Bunuel
Is y a positive number?
(1) 2x + y > 27
(2) x – 3y < 24
VERITAS PREP OFFICIAL SOLUTION:Some inequality problems, particularly those that ask whether a value is > 0 or < 0, lend themselves well to conceptual understanding. But most of time you will find, as with this problem, that there is too much “action” in the statements to warrant a quick conceptual estimate of what the statements mean. Whenever you are in doubt, it’s generally a good idea to “just do it”—just perform the mathematical operations to solve for a variable or complete a calculation. In many cases you will be able to stop short of the finish line once a few steps have made the picture clearer, but regardless there will be times when you simply need to do the math.
Here, it should be quickly apparent that neither statement alone is sufficient, as each equation allows for any possible value of x. But together, the statements allow you to do the math.
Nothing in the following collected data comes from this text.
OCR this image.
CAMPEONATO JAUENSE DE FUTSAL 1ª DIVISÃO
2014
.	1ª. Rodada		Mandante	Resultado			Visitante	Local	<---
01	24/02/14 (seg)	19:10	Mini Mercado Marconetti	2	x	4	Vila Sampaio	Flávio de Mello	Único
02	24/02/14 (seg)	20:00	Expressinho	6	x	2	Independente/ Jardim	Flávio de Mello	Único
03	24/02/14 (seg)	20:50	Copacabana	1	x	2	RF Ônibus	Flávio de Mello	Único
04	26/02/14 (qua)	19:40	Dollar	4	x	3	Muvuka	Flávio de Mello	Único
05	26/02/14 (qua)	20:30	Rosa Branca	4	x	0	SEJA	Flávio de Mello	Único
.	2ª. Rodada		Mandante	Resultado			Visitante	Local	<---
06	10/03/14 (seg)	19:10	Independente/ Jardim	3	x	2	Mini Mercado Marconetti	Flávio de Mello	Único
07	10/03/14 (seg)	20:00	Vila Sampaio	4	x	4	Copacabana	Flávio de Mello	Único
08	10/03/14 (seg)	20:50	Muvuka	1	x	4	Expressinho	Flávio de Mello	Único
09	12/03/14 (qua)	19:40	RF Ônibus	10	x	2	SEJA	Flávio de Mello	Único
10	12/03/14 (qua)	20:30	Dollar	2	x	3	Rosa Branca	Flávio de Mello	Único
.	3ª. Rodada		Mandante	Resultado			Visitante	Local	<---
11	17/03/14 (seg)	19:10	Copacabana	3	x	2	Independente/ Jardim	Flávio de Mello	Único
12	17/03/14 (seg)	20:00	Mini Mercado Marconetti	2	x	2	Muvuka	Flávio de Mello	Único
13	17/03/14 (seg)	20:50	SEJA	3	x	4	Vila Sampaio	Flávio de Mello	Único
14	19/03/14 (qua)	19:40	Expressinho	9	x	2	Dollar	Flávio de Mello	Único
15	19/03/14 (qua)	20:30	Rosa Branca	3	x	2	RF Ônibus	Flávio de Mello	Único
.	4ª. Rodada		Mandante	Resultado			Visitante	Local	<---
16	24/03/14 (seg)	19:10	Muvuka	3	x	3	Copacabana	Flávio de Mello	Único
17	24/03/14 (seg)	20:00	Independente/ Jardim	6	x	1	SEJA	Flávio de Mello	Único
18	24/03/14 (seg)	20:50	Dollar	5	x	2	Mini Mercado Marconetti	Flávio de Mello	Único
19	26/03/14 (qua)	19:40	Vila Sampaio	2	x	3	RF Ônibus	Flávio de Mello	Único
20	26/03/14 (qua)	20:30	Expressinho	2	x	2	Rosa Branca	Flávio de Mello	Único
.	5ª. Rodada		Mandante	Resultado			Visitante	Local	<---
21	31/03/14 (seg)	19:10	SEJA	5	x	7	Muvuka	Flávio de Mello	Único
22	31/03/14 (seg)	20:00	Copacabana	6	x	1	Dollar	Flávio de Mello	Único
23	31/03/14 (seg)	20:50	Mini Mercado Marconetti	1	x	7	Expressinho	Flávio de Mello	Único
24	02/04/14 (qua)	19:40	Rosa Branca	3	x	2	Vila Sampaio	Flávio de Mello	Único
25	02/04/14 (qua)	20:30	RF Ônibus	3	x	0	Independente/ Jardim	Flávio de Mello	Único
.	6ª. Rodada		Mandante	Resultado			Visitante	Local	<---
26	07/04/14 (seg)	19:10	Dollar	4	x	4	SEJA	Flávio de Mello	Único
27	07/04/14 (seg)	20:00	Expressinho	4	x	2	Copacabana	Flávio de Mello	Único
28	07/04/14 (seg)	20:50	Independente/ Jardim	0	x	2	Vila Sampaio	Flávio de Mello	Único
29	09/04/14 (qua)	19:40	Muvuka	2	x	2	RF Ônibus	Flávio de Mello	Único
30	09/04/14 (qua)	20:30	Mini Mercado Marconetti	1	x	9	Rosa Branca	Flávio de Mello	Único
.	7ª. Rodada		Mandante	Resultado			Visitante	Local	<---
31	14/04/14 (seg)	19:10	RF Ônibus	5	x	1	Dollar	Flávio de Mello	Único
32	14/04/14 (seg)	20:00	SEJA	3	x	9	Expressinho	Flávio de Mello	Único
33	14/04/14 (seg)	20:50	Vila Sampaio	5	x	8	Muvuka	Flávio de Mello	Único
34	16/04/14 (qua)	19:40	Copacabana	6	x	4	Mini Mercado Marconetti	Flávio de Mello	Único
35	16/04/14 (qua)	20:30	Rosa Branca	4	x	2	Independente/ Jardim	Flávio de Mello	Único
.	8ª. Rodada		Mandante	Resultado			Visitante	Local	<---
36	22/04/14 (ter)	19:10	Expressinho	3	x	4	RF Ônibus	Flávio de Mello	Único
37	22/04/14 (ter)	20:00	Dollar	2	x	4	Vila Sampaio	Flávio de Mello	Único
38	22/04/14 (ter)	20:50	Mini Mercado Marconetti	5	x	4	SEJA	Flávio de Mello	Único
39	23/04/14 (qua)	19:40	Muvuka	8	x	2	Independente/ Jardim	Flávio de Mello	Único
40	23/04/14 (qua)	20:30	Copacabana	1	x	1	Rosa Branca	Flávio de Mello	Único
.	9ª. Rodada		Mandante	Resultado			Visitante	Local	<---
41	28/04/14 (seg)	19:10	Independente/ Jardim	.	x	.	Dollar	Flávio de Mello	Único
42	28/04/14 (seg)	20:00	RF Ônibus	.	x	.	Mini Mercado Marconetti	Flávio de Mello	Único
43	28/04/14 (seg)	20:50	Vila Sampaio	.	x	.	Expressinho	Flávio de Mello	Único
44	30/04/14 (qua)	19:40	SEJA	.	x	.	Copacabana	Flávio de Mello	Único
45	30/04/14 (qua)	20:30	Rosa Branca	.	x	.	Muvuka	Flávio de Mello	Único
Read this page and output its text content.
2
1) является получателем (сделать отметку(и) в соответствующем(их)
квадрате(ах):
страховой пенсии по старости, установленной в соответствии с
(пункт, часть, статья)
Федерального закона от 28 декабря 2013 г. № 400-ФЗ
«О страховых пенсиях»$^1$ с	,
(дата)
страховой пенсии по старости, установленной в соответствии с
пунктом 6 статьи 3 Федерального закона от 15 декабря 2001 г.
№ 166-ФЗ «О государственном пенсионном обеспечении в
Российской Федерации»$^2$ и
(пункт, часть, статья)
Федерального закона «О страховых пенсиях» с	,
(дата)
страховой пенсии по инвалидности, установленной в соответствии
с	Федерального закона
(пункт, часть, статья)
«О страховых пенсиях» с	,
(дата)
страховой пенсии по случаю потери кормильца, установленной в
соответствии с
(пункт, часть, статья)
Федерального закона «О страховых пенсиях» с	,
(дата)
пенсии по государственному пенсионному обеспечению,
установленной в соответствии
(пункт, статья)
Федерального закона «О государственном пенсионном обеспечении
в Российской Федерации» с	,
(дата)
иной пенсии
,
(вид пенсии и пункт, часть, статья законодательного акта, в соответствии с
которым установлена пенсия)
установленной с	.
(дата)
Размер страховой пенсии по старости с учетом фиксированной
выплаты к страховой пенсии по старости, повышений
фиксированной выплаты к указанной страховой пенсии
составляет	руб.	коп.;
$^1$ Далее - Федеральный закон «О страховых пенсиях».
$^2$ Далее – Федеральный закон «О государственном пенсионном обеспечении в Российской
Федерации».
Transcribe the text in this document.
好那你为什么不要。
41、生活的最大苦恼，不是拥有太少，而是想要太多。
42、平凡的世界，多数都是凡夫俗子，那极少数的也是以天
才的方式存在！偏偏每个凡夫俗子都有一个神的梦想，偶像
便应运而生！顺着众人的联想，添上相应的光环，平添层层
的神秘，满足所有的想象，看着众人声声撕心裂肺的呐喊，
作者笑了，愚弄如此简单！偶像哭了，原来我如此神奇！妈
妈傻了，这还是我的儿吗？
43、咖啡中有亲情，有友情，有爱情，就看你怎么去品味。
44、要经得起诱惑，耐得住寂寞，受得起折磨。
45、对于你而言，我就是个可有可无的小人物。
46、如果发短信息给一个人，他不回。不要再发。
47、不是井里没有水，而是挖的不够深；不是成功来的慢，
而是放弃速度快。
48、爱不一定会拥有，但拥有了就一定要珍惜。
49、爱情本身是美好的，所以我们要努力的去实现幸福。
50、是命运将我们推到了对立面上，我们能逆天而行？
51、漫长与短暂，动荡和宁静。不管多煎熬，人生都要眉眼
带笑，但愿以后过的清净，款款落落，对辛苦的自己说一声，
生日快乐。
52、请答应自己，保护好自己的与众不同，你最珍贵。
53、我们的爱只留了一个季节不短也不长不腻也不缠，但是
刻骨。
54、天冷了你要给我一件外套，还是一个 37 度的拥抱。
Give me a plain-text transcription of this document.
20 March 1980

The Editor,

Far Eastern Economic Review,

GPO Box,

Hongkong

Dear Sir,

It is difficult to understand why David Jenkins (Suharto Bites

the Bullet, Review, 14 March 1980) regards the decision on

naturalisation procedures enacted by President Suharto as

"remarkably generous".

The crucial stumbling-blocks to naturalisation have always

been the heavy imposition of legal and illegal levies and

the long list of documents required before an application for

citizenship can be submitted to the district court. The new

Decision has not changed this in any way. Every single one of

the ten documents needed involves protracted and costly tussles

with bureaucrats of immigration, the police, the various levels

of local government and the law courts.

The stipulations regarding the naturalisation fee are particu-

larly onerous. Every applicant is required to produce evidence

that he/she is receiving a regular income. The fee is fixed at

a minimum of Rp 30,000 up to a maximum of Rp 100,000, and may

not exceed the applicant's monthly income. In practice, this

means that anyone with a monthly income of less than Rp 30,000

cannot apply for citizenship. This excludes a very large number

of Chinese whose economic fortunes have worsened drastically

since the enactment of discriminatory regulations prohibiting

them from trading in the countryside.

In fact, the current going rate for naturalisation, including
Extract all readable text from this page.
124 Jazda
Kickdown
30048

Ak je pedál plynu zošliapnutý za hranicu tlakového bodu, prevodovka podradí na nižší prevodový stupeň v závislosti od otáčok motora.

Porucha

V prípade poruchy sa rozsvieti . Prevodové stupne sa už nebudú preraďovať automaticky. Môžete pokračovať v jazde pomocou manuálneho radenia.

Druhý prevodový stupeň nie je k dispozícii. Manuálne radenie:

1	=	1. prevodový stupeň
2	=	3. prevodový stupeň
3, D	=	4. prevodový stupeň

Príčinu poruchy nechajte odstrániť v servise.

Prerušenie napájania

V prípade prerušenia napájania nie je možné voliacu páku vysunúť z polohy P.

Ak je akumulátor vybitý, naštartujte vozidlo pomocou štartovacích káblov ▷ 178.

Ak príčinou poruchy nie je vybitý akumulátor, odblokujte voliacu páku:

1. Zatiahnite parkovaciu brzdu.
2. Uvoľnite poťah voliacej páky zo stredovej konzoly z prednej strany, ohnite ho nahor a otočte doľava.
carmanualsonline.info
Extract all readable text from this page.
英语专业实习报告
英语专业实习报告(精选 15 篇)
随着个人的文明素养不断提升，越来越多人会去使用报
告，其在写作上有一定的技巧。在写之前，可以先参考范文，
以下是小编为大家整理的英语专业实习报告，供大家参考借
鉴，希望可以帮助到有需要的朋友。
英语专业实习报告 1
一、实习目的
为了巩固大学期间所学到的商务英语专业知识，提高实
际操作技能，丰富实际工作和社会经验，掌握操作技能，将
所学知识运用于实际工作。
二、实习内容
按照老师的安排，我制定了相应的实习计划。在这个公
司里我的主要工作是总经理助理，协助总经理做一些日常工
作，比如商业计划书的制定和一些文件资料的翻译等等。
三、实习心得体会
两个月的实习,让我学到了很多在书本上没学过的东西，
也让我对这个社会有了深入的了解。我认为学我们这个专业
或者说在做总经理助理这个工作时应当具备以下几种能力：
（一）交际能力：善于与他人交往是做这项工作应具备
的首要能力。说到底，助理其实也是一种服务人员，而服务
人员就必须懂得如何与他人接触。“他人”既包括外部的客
Arrange the equations such that the inequalities face the same direction:
2x + y > 27
24 > x – 3y
Then manipulate the second equation to get the variables on the same side:
3y – x > -24
Then double the bottom equation to allow for an elimination of the x term:
6y – 2x > -48
Then you can combine the inequalities:
y + 2x > 27
6y – 2x > -48
7y > -21
y > -3
You’ll find that y could be negative (it could be -2 or -1) or positive (all positive numbers are greater than -3), so the statements together are not sufficient, and
answer choice E is correct.